Winthrop Peach vs Agreeable Gray
Winthrop Peach is a Benjamin Moore color while Agreeable Gray comes from Sherwin-Williams. Winthrop Peach reads as beige, while Agreeable Gray reads as greige-grey — two distinct hue families, not close cousins. At LRV 60 vs 43, Agreeable Gray will read as the brighter of the two — a 17-point gap that matters most in north-facing or low-light rooms. The tonal difference — Winthrop Peach's red character against Agreeable Gray's warm — becomes most visible against white trim or in morning light. At ΔE 18.2, these are genuinely distinct colors — a strong contrast if used together, or a meaningful choice between two different directions. Below you'll find 1 real-room photo comparison where both colors appear side by side, plus 5 simulated room previews.
Winthrop Peach vs Agreeable Gray in Real Spaces
1 real room side by side. Seeing Winthrop Peach and Agreeable Gray in actual rooms makes the difference concrete; browse the spaces below to get a feel for how each color lives on a wall.
Mudroom
A mudroom color needs to hold up under the most casual scrutiny: a glance as you're coming and going, often in mixed or artificial light. Agreeable Gray reflects noticeably more light off the walls, making the space read more open than Winthrop Peach.
Color Details
Winthrop Peach vs Agreeable Gray Simulated Comparison
5 simulated room previews — drag the slider on each to see Winthrop Peach on one side and Agreeable Gray on the other.

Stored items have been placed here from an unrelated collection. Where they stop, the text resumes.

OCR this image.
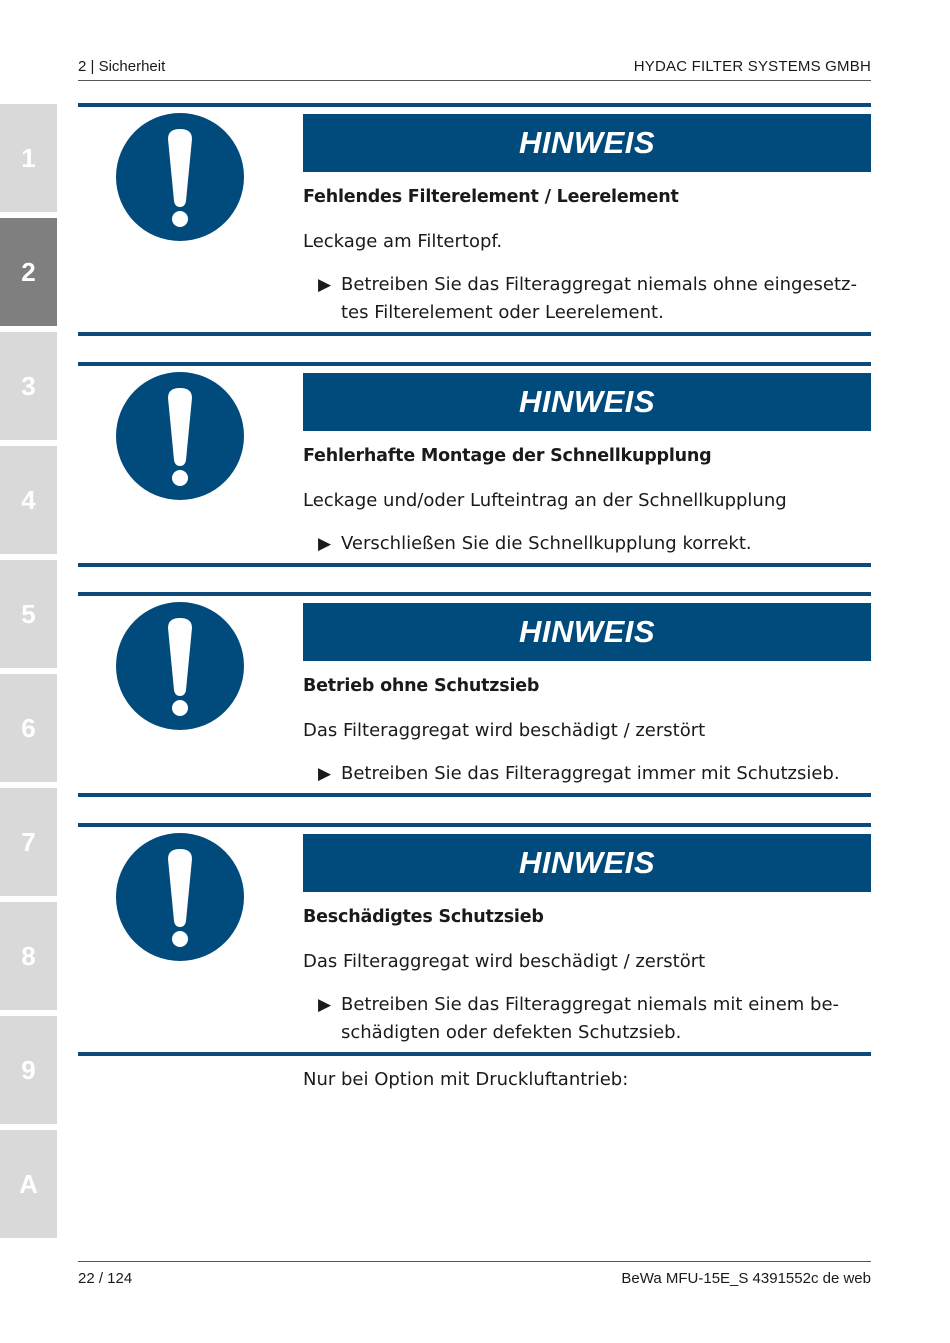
2 | Sicherheit	HYDAC FILTER SYSTEMS GMBH
1
2
3
4
5
6
7
8
9
A
HINWEIS
Fehlendes Filterelement / Leerelement
Leckage am Filtertopf.
▶ Betreiben Sie das Filteraggregat niemals ohne eingesetz- tes Filterelement oder Leerelement.
HINWEIS
Fehlerhafte Montage der Schnellkupplung
Leckage und/oder Lufteintrag an der Schnellkupplung
▶ Verschließen Sie die Schnellkupplung korrekt.
HINWEIS
Betrieb ohne Schutzsieb
Das Filteraggregat wird beschädigt / zerstört
▶ Betreiben Sie das Filteraggregat immer mit Schutzsieb.
HINWEIS
Beschädigtes Schutzsieb
Das Filteraggregat wird beschädigt / zerstört
▶ Betreiben Sie das Filteraggregat niemals mit einem be- schädigten oder defekten Schutzsieb.
Nur bei Option mit Druckluftantrieb:
22 / 124	BeWa MFU-15E_S 4391552c de web
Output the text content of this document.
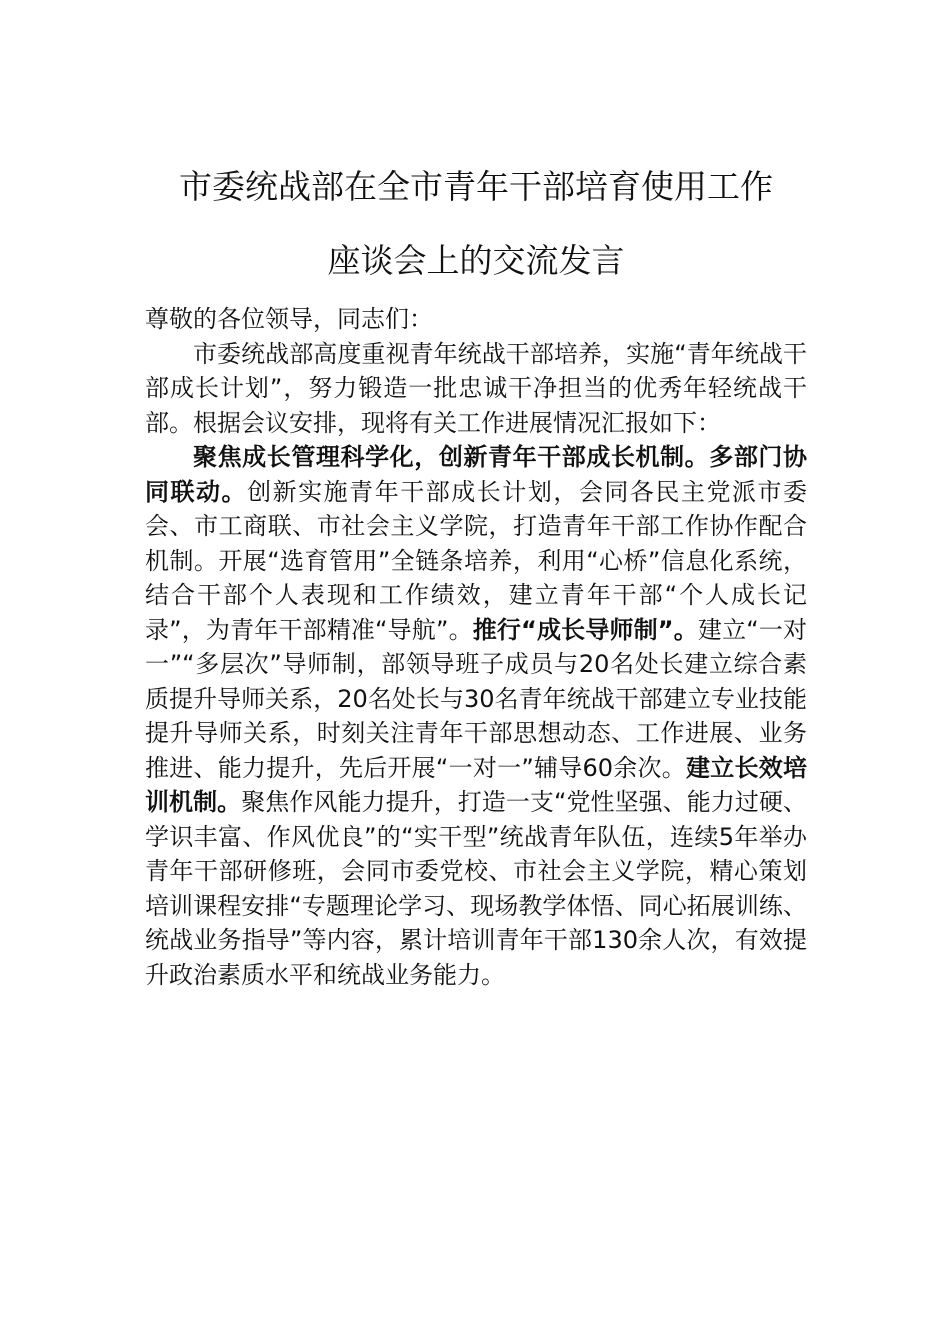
市委统战部在全市青年干部培育使用工作
座谈会上的交流发言

尊敬的各位领导，同志们：

市委统战部高度重视青年统战干部培养，实施“青年统战干部成长计划”，努力锻造一批忠诚干净担当的优秀年轻统战干部。根据会议安排，现将有关工作进展情况汇报如下：

聚焦成长管理科学化，创新青年干部成长机制。多部门协同联动。创新实施青年干部成长计划，会同各民主党派市委会、市工商联、市社会主义学院，打造青年干部工作协作配合机制。开展“选育管用”全链条培养，利用“心桥”信息化系统，结合干部个人表现和工作绩效，建立青年干部“个人成长记录”，为青年干部精准“导航”。推行“成长导师制”。建立“一对一”“多层次”导师制，部领导班子成员与20名处长建立综合素质提升导师关系，20名处长与30名青年统战干部建立专业技能提升导师关系，时刻关注青年干部思想动态、工作进展、业务推进、能力提升，先后开展“一对一”辅导60余次。建立长效培训机制。聚焦作风能力提升，打造一支“党性坚强、能力过硬、学识丰富、作风优良”的“实干型”统战青年队伍，连续5年举办青年干部研修班，会同市委党校、市社会主义学院，精心策划培训课程安排“专题理论学习、现场教学体悟、同心拓展训练、统战业务指导”等内容，累计培训青年干部130余人次，有效提升政治素质水平和统战业务能力。
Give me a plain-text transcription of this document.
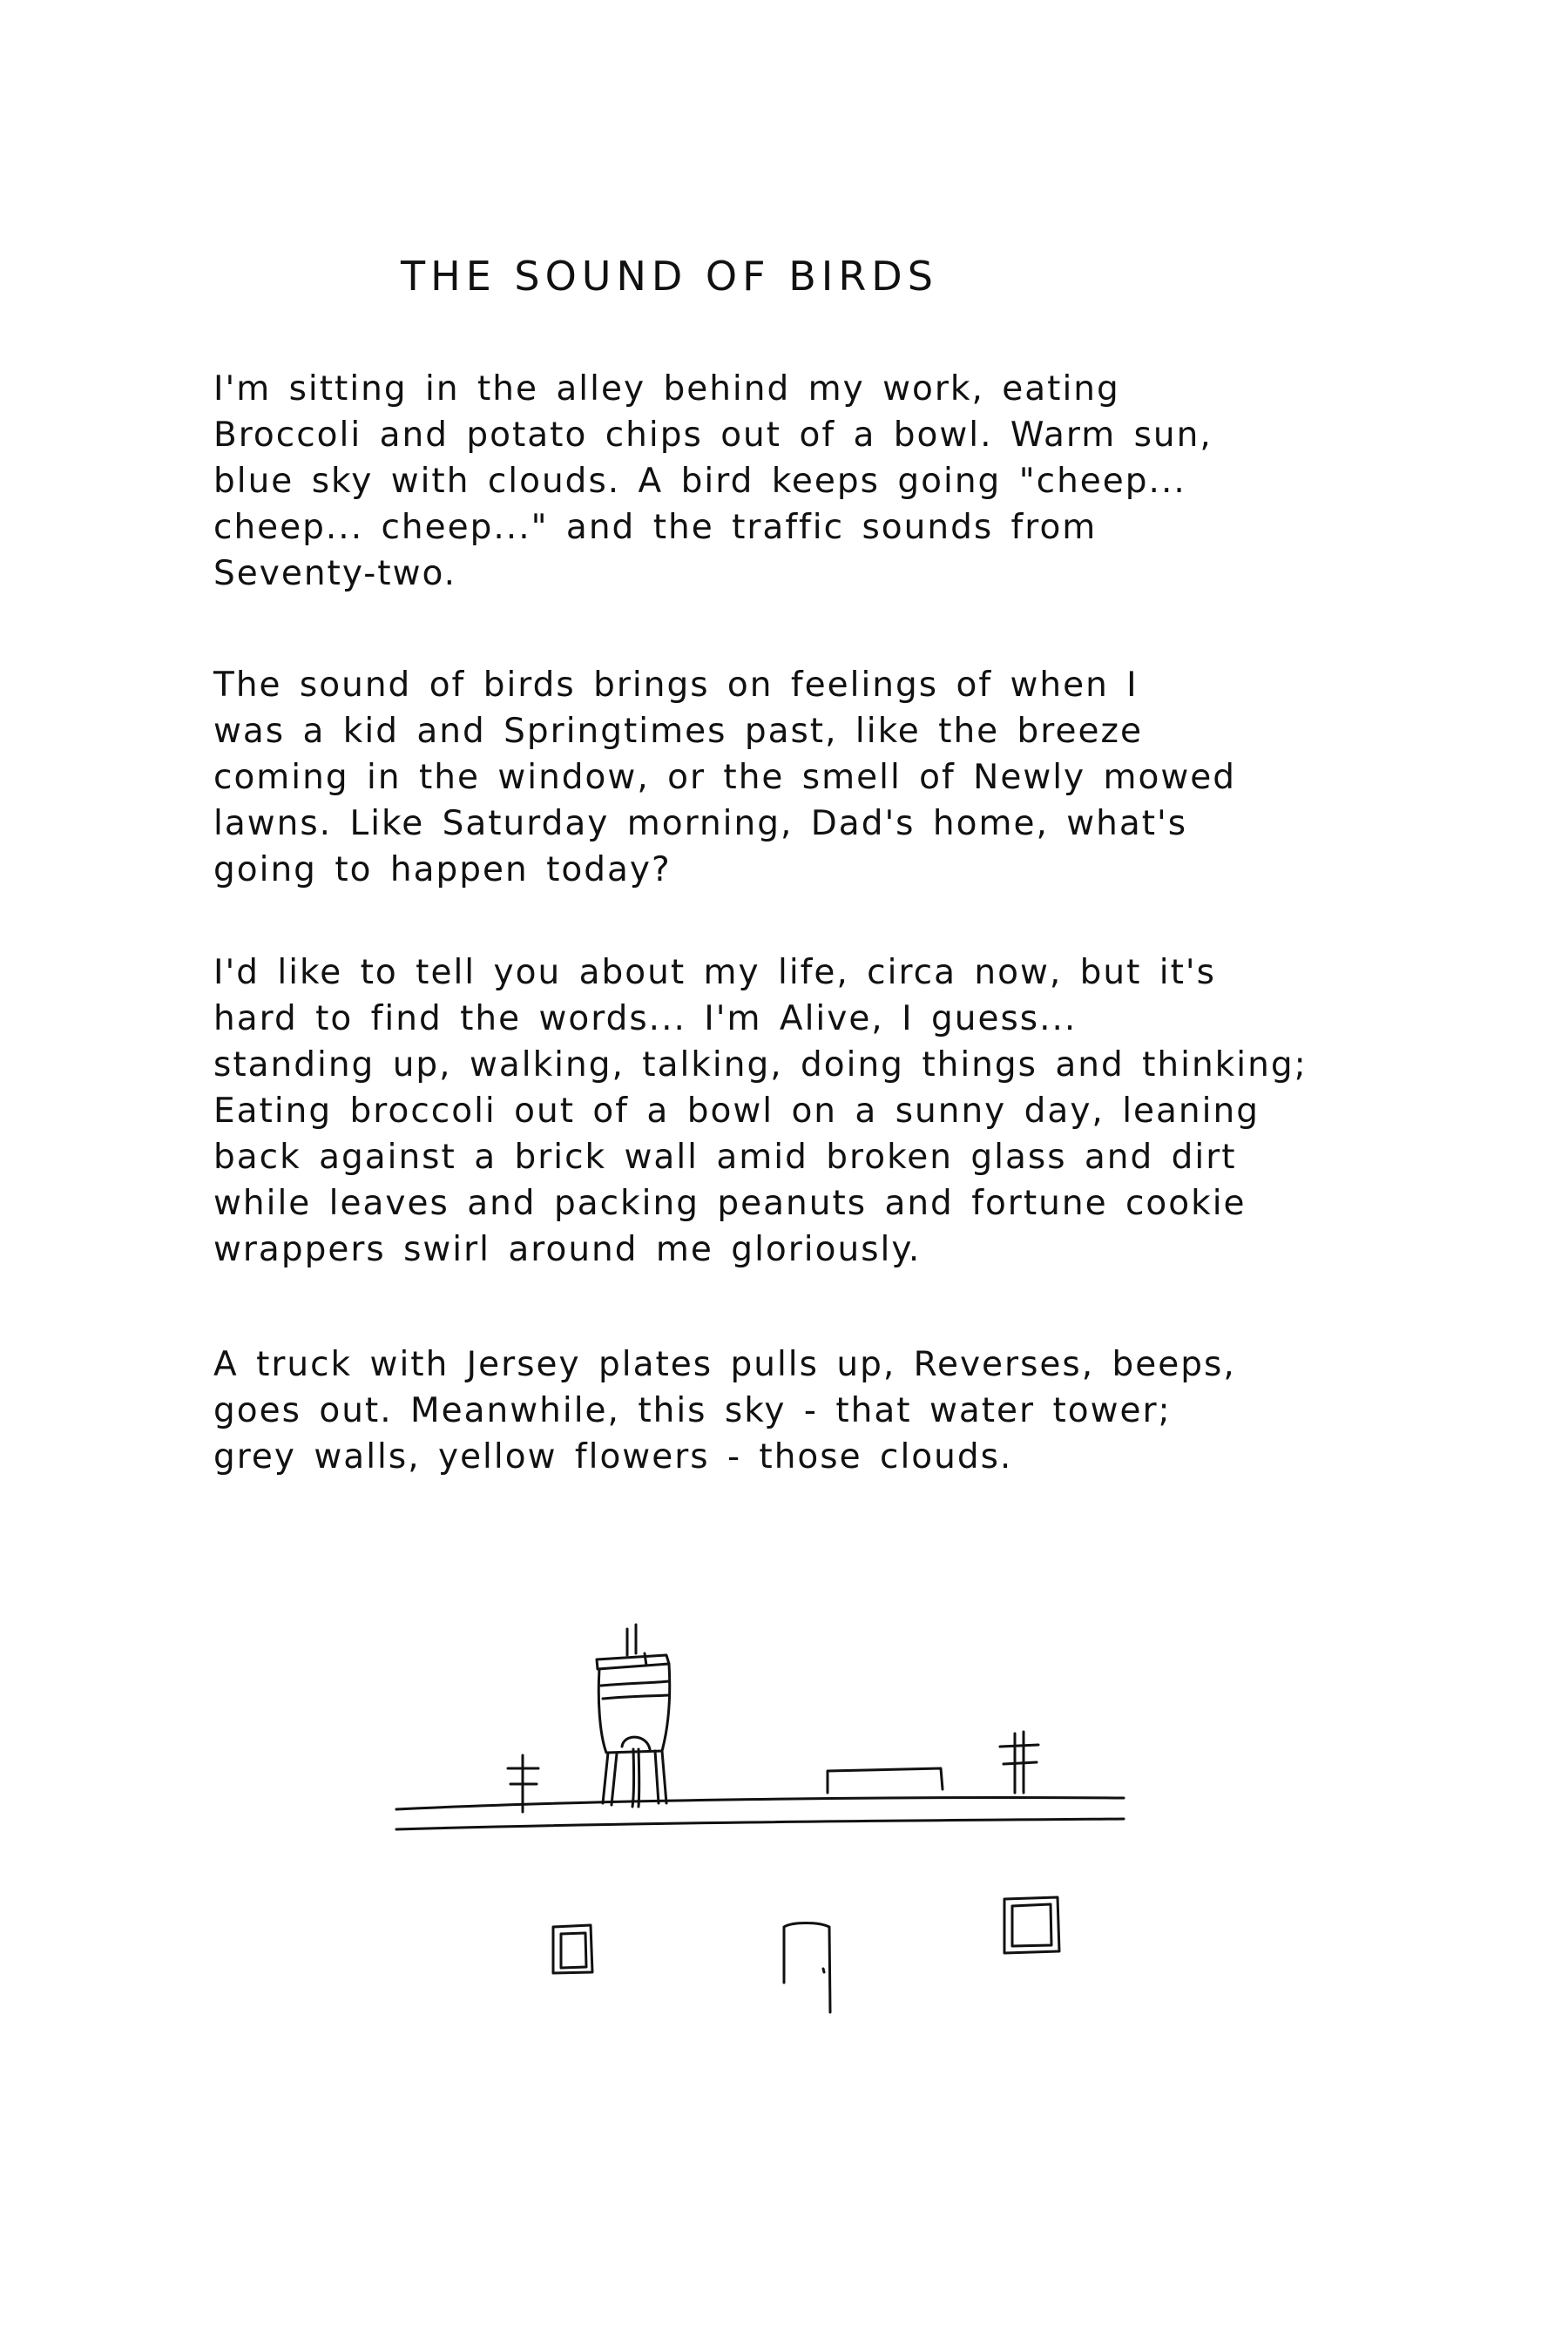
THE SOUND OF BIRDS
I'm sitting in the alley behind my work, eating
Broccoli and potato chips out of a bowl. Warm sun,
blue sky with clouds. A bird keeps going "cheep...
cheep... cheep..." and the traffic sounds from
Seventy-two.
The sound of birds brings on feelings of when I
was a kid and Springtimes past, like the breeze
coming in the window, or the smell of Newly mowed
lawns. Like Saturday morning, Dad's home, what's
going to happen today?
I'd like to tell you about my life, circa now, but it's
hard to find the words... I'm Alive, I guess...
standing up, walking, talking, doing things and thinking;
Eating broccoli out of a bowl on a sunny day, leaning
back against a brick wall amid broken glass and dirt
while leaves and packing peanuts and fortune cookie
wrappers swirl around me gloriously.
A truck with Jersey plates pulls up, Reverses, beeps,
goes out. Meanwhile, this sky - that water tower;
grey walls, yellow flowers - those clouds.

Digital color is approximate. These simulations are generated from the manufacturer's hex values and overlaid on grayscale room photos — your screen's calibration, brightness, and viewing angle all affect how they render. Before committing to either color, test physical samples in your own space under the light you actually live with.
More Winthrop Peach comparisons
See how Winthrop Peach stacks up against other well-photographed colors across different brands and tones.